L’expert économique Moez Joudi a livré mercredi 5 mars 2014 un constat relatif à la gestion des recettes des biens expropriés à la famille Ben Ali par la troïka. Il rappelle que pas moins de cinq entreprises expropriées ont été déjà vendues, à savoir Tunisiana (reste 10 %), Stafim Peugeot, Ennakl, KIA et Banque de Tunisie. « Si on rajoute les 1,9 milliard de dinars de Tunisie Telecom et avec un simple calcul, indique M. Joudi, on ressort avec un pactole de trois milliards de dinars que la troïka a eu dans ses mains et qu’elle a dilapidé puisqu’elle nous laisse aujourd’hui des déficits partout et des ardoises qui se chiffrent à des milliards de dinars qu’on doit régler !!!! C’est criminel ! A noter que trois milliards de dinars équivalent au coût d’une autoroute jusqu’à Tozeur avec des brettelles vers Sidi Bouzid et Kasserine (6 millions de dinars le coût de 1 Km d’autoroute environ, faites le calcul !!! ».
Business News a vérifié les données présentées par Moez Joudi et voilà ce qui ressort de nos calculs des parts cédées de l’Etat.
La part confisquée dans la Banque de Tunisie a été vendue au français CIC pour un montant de 217 millions de dinars.
La part confisquée dans Ennakl a été vendue au consortium Poulina/Parenin/Amen pour un montant de 231 millions de dinars.

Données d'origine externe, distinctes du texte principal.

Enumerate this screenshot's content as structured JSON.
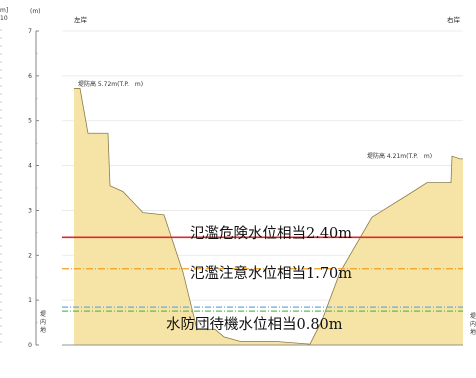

La part confisquée dans Stafim Peugeot a été vendue au Groupe Khechine pour un montant de 166 millions de dinars.
La part confisquée dans City Cars (Kia) a été cédée au consortium Bouchamaoui/Chabchoub pour un montant de 114 millions de dinars.
Quant à Tunisiana, elle a été cédée de gré à gré au qatari Qtel, en violation totale de l’appel d’offres initial et de l’engagement de l’Etat de ne pas céder cette part à un opérateur. Le montant final de la transaction n’a pas été dévoilé. Tout ce que l’on sait, c’est que Royal Luxembourg a proposé 305 millions d’euros (plus de 600 millions de dinars) avant de se retirer de l’appel d’offres. Il a été éconduit, quelques jours plus tôt, de l’appel d’offres relatif à la Banque de Tunisie, alors qu’il a été le plus disant. Il a été considéré à l’époque comme opaque.
Le problème n’est cependant pas dans l’éjection de Royal Luxembourg, mais dans la transaction entre l’Etat tunisien et Qtel, puisque le montant de la cession n’a pas été annoncé publiquement. Une évaluation a été faite à l’époque et tourne autour de 500 millions d’euros.
Quoiqu’il en soit, tous ces montants additionnés et auxquels on rajoute la part de vente de Tunisie Telecom laissée par Ben Ali dans les caisses de l’Etat, on atteint facilement les trois milliards de dinars, annoncés par l’expert Moez Joudi.
Précisons que le montant de six millions de dinars donné par l’expert est exagéré.
Business News a contacté un haut cadre du ministère de l’Equipement qui nous a précisé que le coût d’un kilomètre d’autoroute varie entre 4 et 6 millions de dinars, tout compris (études, réalisations, expropriations…). Cet écart est justifié par la nature des terrains tout au long du tronçon et des expropriations à faire. Le montant de six millions de dinars représente donc la fourchette haute.
Toujours est-il que même en considérant la fourchette haute, il est évident que les recettes des expropriations, non prévues initialement dans le budget de l’Etat sous Ben Ali, pouvaient construire cette autoroute qui aurait facilité l’accès à ces régions pour pouvoir y investir et y créer de l’emploi. Au lieu de quoi, la troïka a préféré embaucher en masse et consacrer d’énormes moyens pour l’indemnisation des anciens prisonniers, à travers le recrutement dans la fonction publique.